Recurrent Upper Respiratory Tract Infections in Children;The Influence of Green Vegetables, Beef, Whole Milk and Butter ()
1. Introduction
Children with recurrent upper respiratory tract infections without immunological disorders are common among the general population, but are difficult to offer treatment options, since no abnormalities are found. These children are a major problem for parents, general practitioners and pediatricians. Parents seeking help, have to stay away from their work to take care for their sick child. General practitioners encounter these problems first and often send the most complicated or persistent children to a pediatrician. After extensive medical history, physical examination, and laboratory (blood) tests, in 50% no cause for the infections can be found [1]. The current treatment of children with recurrent upper respiratory tract infections is to explain to parents that it is a normal phase in the development and that the child eventually will grow over it [2].

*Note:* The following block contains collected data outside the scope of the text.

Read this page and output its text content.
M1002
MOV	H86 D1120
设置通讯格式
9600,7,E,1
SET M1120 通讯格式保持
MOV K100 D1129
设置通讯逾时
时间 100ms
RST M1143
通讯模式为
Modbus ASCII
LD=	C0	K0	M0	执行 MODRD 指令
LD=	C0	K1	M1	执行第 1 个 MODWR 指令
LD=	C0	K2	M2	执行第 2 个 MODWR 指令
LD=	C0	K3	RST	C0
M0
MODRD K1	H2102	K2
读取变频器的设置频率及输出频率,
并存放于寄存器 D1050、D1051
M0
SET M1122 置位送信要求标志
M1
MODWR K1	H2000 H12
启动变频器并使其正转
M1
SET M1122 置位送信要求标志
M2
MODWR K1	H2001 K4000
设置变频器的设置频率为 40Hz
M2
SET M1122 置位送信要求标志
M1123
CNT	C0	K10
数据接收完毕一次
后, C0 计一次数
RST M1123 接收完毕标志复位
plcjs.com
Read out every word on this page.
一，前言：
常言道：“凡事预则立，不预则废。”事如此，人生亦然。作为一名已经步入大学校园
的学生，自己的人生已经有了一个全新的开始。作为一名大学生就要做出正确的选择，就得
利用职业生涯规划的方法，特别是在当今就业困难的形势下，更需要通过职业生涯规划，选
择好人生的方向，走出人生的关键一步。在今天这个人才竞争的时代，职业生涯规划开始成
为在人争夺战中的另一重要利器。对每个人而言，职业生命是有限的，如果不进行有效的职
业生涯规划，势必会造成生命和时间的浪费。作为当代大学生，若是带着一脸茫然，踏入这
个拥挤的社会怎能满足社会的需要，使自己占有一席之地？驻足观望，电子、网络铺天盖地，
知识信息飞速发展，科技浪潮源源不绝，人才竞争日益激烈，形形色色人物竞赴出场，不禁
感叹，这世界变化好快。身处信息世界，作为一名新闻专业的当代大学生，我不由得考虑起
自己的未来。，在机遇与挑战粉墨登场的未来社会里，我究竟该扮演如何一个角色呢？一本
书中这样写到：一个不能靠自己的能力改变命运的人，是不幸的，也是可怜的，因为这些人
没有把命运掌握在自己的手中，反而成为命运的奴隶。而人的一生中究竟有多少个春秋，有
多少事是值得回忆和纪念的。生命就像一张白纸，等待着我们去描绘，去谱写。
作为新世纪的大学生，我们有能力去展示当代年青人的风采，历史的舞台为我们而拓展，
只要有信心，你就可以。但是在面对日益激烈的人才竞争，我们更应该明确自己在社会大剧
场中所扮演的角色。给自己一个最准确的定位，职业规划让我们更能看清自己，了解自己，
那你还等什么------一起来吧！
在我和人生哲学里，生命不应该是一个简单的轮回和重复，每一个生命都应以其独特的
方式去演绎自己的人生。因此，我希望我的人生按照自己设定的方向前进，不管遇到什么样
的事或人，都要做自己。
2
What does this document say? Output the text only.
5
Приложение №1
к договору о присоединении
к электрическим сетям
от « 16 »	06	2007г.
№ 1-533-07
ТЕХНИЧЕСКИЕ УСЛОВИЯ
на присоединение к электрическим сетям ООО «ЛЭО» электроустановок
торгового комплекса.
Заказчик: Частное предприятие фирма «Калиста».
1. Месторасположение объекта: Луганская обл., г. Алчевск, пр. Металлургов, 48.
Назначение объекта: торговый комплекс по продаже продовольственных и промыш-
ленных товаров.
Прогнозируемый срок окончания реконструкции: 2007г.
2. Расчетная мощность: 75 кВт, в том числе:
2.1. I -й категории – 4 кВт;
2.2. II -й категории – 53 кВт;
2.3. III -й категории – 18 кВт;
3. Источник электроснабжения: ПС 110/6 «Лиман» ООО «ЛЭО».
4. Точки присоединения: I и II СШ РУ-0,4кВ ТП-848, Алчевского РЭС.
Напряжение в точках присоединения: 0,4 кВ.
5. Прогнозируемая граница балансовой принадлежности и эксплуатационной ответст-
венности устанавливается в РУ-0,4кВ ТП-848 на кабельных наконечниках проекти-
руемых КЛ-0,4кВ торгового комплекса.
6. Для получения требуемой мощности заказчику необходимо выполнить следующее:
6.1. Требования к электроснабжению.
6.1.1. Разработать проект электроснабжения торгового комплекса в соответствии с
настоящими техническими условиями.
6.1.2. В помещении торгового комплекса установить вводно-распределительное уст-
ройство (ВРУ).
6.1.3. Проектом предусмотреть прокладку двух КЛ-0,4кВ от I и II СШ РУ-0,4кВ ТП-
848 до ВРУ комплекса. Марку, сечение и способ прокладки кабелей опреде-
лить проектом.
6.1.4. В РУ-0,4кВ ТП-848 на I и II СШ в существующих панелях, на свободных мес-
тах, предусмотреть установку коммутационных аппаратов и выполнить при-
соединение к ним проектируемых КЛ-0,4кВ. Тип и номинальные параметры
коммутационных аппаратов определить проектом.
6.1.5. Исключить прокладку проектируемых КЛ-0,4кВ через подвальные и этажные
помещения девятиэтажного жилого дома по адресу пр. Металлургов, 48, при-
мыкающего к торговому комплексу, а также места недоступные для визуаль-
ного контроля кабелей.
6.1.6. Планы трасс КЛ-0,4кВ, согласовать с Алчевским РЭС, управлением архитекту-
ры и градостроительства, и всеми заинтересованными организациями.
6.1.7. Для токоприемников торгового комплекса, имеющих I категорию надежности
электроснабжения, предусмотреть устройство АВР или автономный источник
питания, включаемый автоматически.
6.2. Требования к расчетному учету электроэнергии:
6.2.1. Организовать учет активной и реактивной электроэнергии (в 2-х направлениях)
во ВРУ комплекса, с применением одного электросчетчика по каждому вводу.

The functioning of the immune system is dependent on environment, age, and nutritional status [3]. Nutrients play an important role in immune system function, so infectious diseases can be prevented when nutritional status is adequate [4]. Micronutrient deficiencies are difficult to detect, only signs of iron deficiency are a common finding when diets are insufficient. In previous studies, we investigated the dietary intake of children with recurrent respiratory infections and healthy control children. No quantitative differences could be found in the major food groups like meat, dairy, fruit or vegetables [5]. When looked into detail, qualitative differences could be found [6]. The children with recurrent infections ate less beef and less green vegetables, both products with high nutrient content [7].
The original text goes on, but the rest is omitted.